Mike Watters Redefine International

 

 

 

 

Compared to a profit of R76,3 million (£4,86 million) in the previous year, the diversified earnings base of the fund however drove a strong operating performance. Underlying operating profit (before valuation movements) was up 50,0% to R62,8 million (£4,0 million). The group has significant participation by South African investors.

The sharp decrease in UK property values which led to a substantial write-down of asset values, translated into a net loss per share of R5,76 (36,66p).
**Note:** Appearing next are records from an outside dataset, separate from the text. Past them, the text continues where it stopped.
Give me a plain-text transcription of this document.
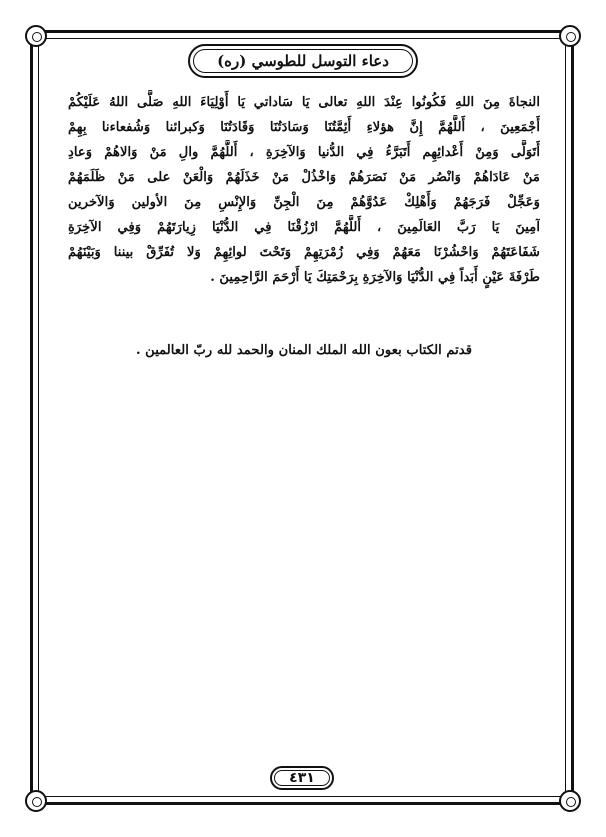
دعاء التوسل للطوسي (ره)
النجاةَ مِنَ اللهِ فَكُونُوا عِنْدَ اللهِ تعالى يَا سَاداتي يَا أَوْلِيَاءَ اللهِ صَلَّى اللهُ عَلَيْكُمْ
أَجْمَعِينَ ، أَللَّهُمَّ إِنَّ هؤلاءِ أَئِمَّتُنَا وَسَادَتُنَا وَقَادَتُنَا وَكبرائنا وَشُفعاءنا بِهِمْ
أَتَوَلَّى وَمِنْ أَعْدائِهِم أَتَبَرَّءُ فِي الدُّنيا وَالآخِرَةِ ، أَللَّهُمَّ والِ مَنْ وَالاهُمْ وَعادِ
مَنْ عَادَاهُمْ وَانْصُر مَنْ نَصَرَهُمْ وَاخْذُلْ مَنْ خَذَلَهُمْ وَالْعَنْ على مَنْ ظَلَمَهُمْ
وَعَجِّلْ فَرَجَهُمْ وَأَهْلِكْ عَدُوَّهُمْ مِنَ الْجِنِّ وَالإِنْسِ مِنَ الأولين وَالآخرين
آمِينَ يَا رَبَّ العَالَمِينَ ، أَللَّهُمَّ ارْزُقْنَا فِي الدُّنْيَا زِيارَتَهُمْ وَفِي الآخِرَةِ
شَفَاعَتَهُمْ وَاحْشُرْنَا مَعَهُمْ وَفِي زُمْرَتِهِمْ وَتَحْتَ لوائِهِمْ وَلا تُفَرِّقْ بيننا وَبَيْنَهُمْ
طَرْفَةَ عَيْنٍ أَبَداً فِي الدُّنْيَا وَالآخِرَةِ بِرَحْمَتِكَ يَا أَرْحَمَ الرَّاحِمِينَ .
قدتم الكتاب بعون الله الملك المنان والحمد لله ربّ العالمين .
٤٣١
Net asset value per share accordingly fell 25,8% to R17,52 (111,59p).  The total return for the year after dividends and movements in the listed share price was negative 16,9%. 

The fund adopted a defensive strategy fairly early in the cycle and as a result ended the year in a positive net cash position with R281 million (£17,9 million) on hand.
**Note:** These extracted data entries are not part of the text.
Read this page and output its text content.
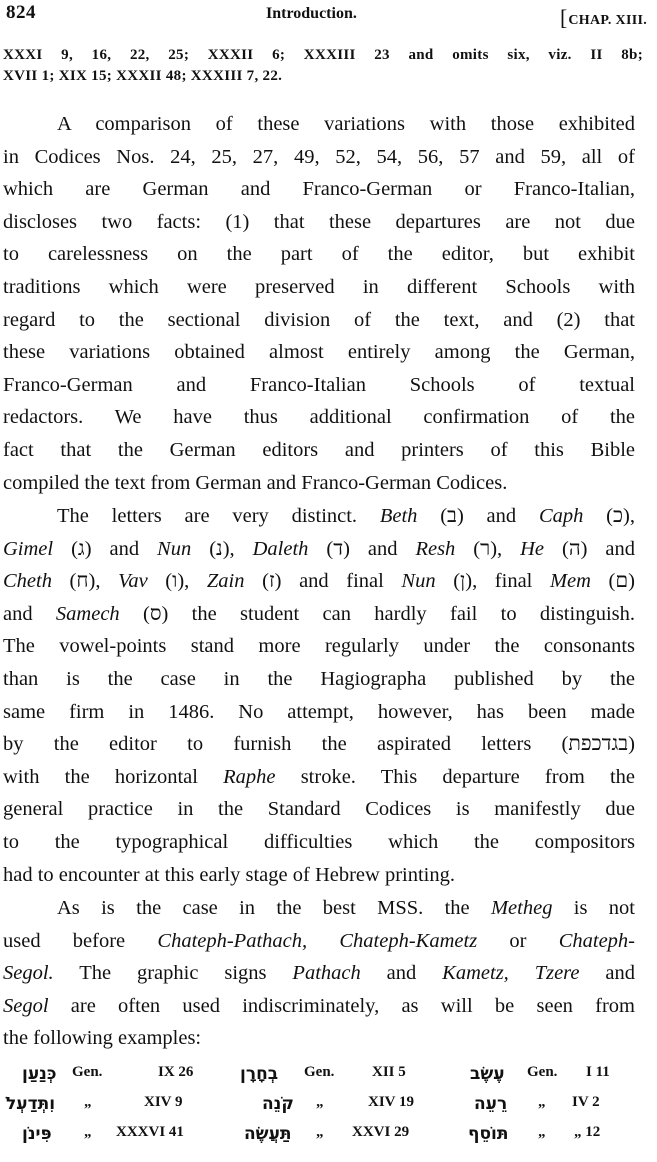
824	Introduction.	[CHAP. XIII.
XXXI 9, 16, 22, 25; XXXII 6; XXXIII 23 and omits six, viz. II 8b;
XVII 1; XIX 15; XXXII 48; XXXIII 7, 22.
A comparison of these variations with those exhibited
in Codices Nos. 24, 25, 27, 49, 52, 54, 56, 57 and 59, all of
which are German and Franco-German or Franco-Italian,
discloses two facts: (1) that these departures are not due
to carelessness on the part of the editor, but exhibit
traditions which were preserved in different Schools with
regard to the sectional division of the text, and (2) that
these variations obtained almost entirely among the German,
Franco-German and Franco-Italian Schools of textual
redactors. We have thus additional confirmation of the
fact that the German editors and printers of this Bible
compiled the text from German and Franco-German Codices.
The letters are very distinct. Beth (ב) and Caph (כ),
Gimel (ג) and Nun (נ), Daleth (ד) and Resh (ר), He (ה) and
Cheth (ח), Vav (ו), Zain (ז) and final Nun (ן), final Mem (ם)
and Samech (ס) the student can hardly fail to distinguish.
The vowel-points stand more regularly under the consonants
than is the case in the Hagiographa published by the
same firm in 1486. No attempt, however, has been made
by the editor to furnish the aspirated letters (בגדכפת)
with the horizontal Raphe stroke. This departure from the
general practice in the Standard Codices is manifestly due
to the typographical difficulties which the compositors
had to encounter at this early stage of Hebrew printing.
As is the case in the best MSS. the Metheg is not
used before Chateph-Pathach, Chateph-Kametz or Chateph-
Segol. The graphic signs Pathach and Kametz, Tzere and
Segol are often used indiscriminately, as will be seen from
the following examples:
כְּנַעַן Gen.	IX 26	בְחָרָן Gen.	XII 5	עֶשֶׂב Gen. I 11
וִתְּדַעְלֹ „	XIV 9	קֹנֵה „	XIV 19	רֵעֵה „ IV 2
פִּינֹן „ XXXVI 41	תַּעֲשֶׂה „ XXVI 29	תּוֹסֵף „ „ 12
CIREF has proposed a final dividend of R0,39 a share (2,51p).  This equates to 4,5% of the net asset value for the year pro-rated to the second half of the year, and is in line with the group’s target dividend payment.  Shareholders will be given an option of acquiring further shares in CIREF in lieu of a cash dividend.
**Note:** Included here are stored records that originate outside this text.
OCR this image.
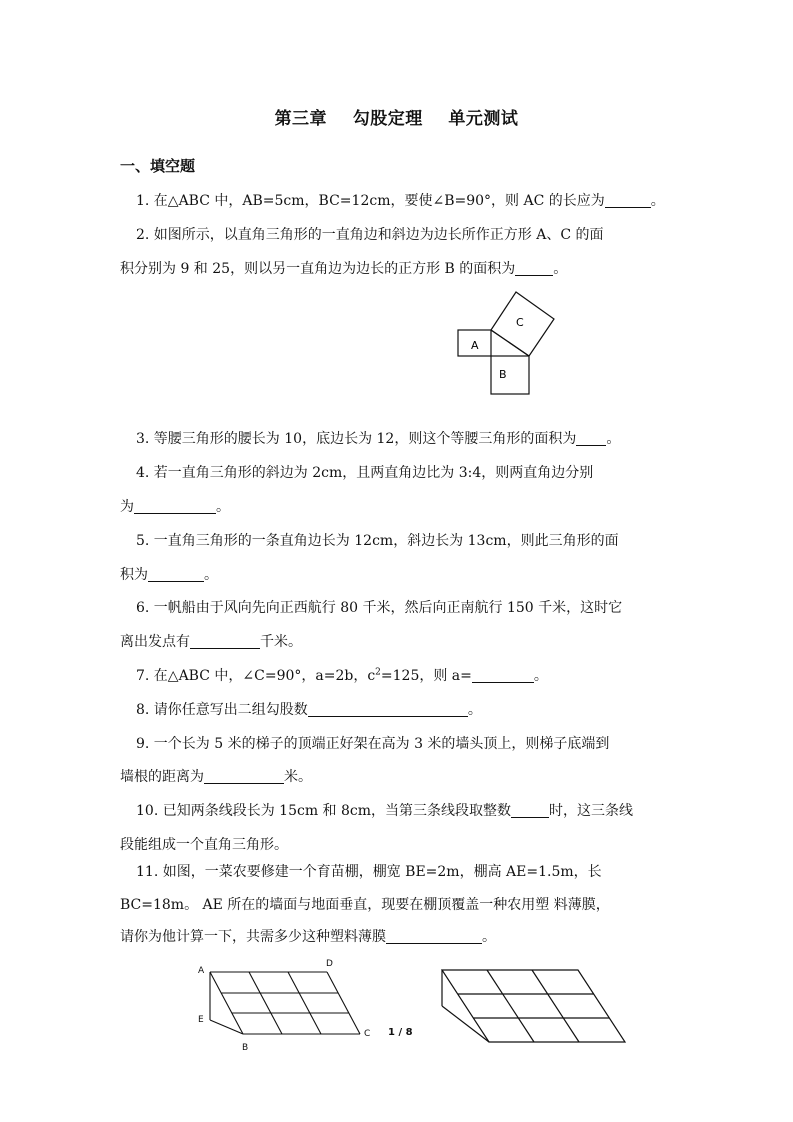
第三章    勾股定理    单元测试
一、填空题
1. 在△ABC 中，AB=5cm，BC=12cm，要使∠B=90°，则 AC 的长应为	。
2. 如图所示，以直角三角形的一直角边和斜边为边长所作正方形 A、C 的面
积分别为 9 和 25，则以另一直角边为边长的正方形 B 的面积为	。
A
B
C
3. 等腰三角形的腰长为 10，底边长为 12，则这个等腰三角形的面积为 。
4. 若一直角三角形的斜边为 2cm，且两直角边比为 3:4，则两直角边分别
为	。
5. 一直角三角形的一条直角边长为 12cm，斜边长为 13cm，则此三角形的面
积为	。
6. 一帆船由于风向先向正西航行 80 千米，然后向正南航行 150 千米，这时它
离出发点有	千米。
7. 在△ABC 中，∠C=90°，a=2b，$c^2=125$，则 a=	。
8. 请你任意写出二组勾股数	。
9. 一个长为 5 米的梯子的顶端正好架在高为 3 米的墙头顶上，则梯子底端到
墙根的距离为	米。
10. 已知两条线段长为 15cm 和 8cm，当第三条线段取整数	时，这三条线
段能组成一个直角三角形。
11. 如图，一菜农要修建一个育苗棚，棚宽 BE=2m，棚高 AE=1.5m，长
BC=18m。 AE 所在的墙面与地面垂直，现要在棚顶覆盖一种农用塑 料薄膜，
请你为他计算一下，共需多少这种塑料薄膜	。
A
D
E
B
C 1 / 8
At year-end CIREF held 26 investments in a range of properties and listed property securities.  Its property assets are located across the UK, mainland Europe, the Channel Islands and the British Virgin Islands.

Chairman Gavin Tipper says of the defensive quality of CIREF’s assets: “Our diversified portfolio across a combination of property types and different geographic regions provided some protection against the adverse impact of the global market turmoil.”  For instance, he says CIREF’s European-based properties suffered limited write-downs mainly because many of the properties have retail tenants who perform well in poor economic conditions.


He adds that CIREF’s stable income portfolio performed solidly and remains resilient.  These properties provide a predictable, low risk income stream and the fund is able to enhance the value of the investment without further development.

He says with the significant de-rating of property as an asset class in the UK, a number of property companies may fail.  However he remains confident that CIREF is well positioned to capitalise on opportunities which will arise.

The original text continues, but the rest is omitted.